E aos poucos ela se reconhecia no amor. Sim, o amor. Como todo
mundo, cresceu ouvindo que afeto assim brotava entre um rapaz e uma moça. Jovens
e solteiros. Era tão estranho que isso não a correspondesse. Na verdade, não se
correspondia com nada. Só não tinha a mesma empolgação que todas as meninas tinham.

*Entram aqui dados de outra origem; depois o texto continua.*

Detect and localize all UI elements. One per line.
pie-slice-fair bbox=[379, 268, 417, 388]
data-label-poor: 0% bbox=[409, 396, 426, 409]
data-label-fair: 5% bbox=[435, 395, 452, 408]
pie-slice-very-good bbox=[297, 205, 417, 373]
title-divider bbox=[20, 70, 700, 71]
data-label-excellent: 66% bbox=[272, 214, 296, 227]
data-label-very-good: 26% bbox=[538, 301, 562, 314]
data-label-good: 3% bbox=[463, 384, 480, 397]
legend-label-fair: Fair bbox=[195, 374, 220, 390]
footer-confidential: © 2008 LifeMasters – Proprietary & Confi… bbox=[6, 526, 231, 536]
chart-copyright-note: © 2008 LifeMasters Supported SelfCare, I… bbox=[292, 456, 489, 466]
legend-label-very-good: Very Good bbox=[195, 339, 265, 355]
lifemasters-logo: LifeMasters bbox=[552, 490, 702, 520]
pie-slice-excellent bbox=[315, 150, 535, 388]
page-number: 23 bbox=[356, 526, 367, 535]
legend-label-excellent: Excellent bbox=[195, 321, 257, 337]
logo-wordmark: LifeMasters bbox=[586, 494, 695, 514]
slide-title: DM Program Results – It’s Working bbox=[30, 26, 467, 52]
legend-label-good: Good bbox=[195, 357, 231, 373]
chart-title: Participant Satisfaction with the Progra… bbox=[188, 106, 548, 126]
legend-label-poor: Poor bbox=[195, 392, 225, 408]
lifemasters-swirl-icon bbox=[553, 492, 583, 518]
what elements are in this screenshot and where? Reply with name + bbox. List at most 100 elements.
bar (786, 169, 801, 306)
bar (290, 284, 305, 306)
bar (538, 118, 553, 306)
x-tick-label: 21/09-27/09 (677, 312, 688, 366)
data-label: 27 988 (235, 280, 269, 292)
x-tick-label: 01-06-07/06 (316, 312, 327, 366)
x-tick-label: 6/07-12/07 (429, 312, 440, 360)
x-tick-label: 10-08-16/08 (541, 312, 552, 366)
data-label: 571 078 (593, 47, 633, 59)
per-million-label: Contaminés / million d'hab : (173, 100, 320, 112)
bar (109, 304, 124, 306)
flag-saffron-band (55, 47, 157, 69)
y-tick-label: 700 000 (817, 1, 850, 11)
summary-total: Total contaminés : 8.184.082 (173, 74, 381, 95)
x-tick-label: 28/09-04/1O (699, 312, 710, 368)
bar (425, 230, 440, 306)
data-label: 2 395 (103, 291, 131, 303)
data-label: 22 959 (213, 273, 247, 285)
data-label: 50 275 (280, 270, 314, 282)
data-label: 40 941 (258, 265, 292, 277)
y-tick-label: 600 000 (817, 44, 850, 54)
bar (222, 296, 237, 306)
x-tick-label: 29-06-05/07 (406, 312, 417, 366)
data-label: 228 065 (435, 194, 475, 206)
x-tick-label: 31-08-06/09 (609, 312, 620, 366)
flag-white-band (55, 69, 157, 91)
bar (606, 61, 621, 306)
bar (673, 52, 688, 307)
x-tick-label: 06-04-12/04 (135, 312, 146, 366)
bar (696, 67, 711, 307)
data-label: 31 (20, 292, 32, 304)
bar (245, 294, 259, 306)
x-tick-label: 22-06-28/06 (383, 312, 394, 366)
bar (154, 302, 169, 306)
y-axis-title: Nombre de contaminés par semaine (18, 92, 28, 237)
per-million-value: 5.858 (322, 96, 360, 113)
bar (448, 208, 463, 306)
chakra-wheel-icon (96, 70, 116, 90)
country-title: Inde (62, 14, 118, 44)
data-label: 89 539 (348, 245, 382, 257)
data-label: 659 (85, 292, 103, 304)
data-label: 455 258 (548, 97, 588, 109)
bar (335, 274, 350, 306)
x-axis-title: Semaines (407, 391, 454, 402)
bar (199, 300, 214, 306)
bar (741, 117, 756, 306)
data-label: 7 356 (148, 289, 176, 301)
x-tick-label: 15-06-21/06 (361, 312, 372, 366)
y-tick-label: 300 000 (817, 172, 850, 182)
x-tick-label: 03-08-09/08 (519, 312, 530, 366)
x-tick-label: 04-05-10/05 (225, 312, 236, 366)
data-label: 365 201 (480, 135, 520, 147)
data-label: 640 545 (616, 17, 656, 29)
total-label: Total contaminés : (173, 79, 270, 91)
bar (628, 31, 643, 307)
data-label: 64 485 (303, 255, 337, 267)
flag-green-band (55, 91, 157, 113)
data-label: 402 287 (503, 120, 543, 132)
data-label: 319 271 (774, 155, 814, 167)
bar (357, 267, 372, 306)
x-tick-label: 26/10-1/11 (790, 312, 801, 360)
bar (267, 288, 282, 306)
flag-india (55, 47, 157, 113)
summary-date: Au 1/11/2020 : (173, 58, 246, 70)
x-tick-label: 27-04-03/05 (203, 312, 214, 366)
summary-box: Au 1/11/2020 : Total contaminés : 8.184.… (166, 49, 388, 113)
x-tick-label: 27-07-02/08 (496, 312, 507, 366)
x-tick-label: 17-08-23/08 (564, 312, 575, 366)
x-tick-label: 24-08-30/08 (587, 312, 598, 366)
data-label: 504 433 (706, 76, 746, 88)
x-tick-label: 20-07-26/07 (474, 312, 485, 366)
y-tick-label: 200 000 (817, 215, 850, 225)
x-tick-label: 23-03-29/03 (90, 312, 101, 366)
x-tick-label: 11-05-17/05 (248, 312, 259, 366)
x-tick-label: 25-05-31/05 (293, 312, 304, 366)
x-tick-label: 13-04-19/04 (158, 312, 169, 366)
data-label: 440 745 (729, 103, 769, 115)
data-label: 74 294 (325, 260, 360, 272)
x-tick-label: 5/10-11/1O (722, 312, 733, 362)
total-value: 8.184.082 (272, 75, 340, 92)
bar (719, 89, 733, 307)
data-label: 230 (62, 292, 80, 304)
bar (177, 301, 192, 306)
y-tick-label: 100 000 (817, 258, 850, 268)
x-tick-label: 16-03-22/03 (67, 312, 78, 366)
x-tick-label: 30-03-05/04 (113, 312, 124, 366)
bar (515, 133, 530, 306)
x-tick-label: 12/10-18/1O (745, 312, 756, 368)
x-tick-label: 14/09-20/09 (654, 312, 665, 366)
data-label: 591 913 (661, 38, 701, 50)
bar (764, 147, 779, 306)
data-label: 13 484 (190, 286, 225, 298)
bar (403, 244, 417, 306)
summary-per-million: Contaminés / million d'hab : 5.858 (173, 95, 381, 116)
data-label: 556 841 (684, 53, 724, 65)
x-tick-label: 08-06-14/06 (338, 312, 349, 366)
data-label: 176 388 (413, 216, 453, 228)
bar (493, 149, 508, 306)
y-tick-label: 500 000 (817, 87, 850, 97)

Nunca houve um momento se quer em que se viu buscando o príncipe encantado. Ou
suspirando pelo trunfo da escola, ou fazendo planos para um futuro amor, ou
fazendo planos que fossem. O presente era aonde permanecia sua mente. E foi
assim, numa surpresa que só aparece para quem não se preocupa com futuro que
começou a enxergar o amor. Com o tempo descobriu que o amor existia em outras
faces, em outras histórias. A primeira face foi a de Sabrina, menina tímida e
engraçada que conheceu no colégio. A segunda foi Gustavo quem trouxe. Este
cuidou dela por quatro anos, até que o amor fizesse morada nos longos cabelos loiros
de Quitéria, a terceira face. Como o campo que se despede da primavera e
floresce em cores, viu o amor crescer em profusão. Não existia recinto para o
amor. Nem correto, nem errado. Para ela o amor era como um pássaro que alçava
voo em direção ao firmamento e pousava aonde achava mais confortável. Não
dependia dela, nem de ninguém, dizer aonde o pássaro descansaria. Cabia somente
ao viajante decidir onde se hospedar. E se acolhia nos lugares mais inusitados.
Foi numa manhã de quarta-feira, dia em que corria pela orla, que presenciou o
pouso mais desastrado de todos. Exercitava-se com os olhos fechados, e a música
alta nos ouvidos, quando algo bateu em suas pernas. Viu-se ao chão, com os
óculos escuros quebrados e um rapaz de sunga, pasmado, abatido, lacrimoso ao
seu lado. Fez um estrago, não podia ser pior. E nessa expressão de dor viu a
quarta face. Julgada, apedrejada e afrontada a vida toda, ninguém conhecia e
respeitava tanto o amor quanto ela. Sabia que o amor não se moldava, não se
coordenava, não se guiava. Enquanto para os outros era libertinagem, para ela
era respeito. Respeito por tudo que o amor pode ser.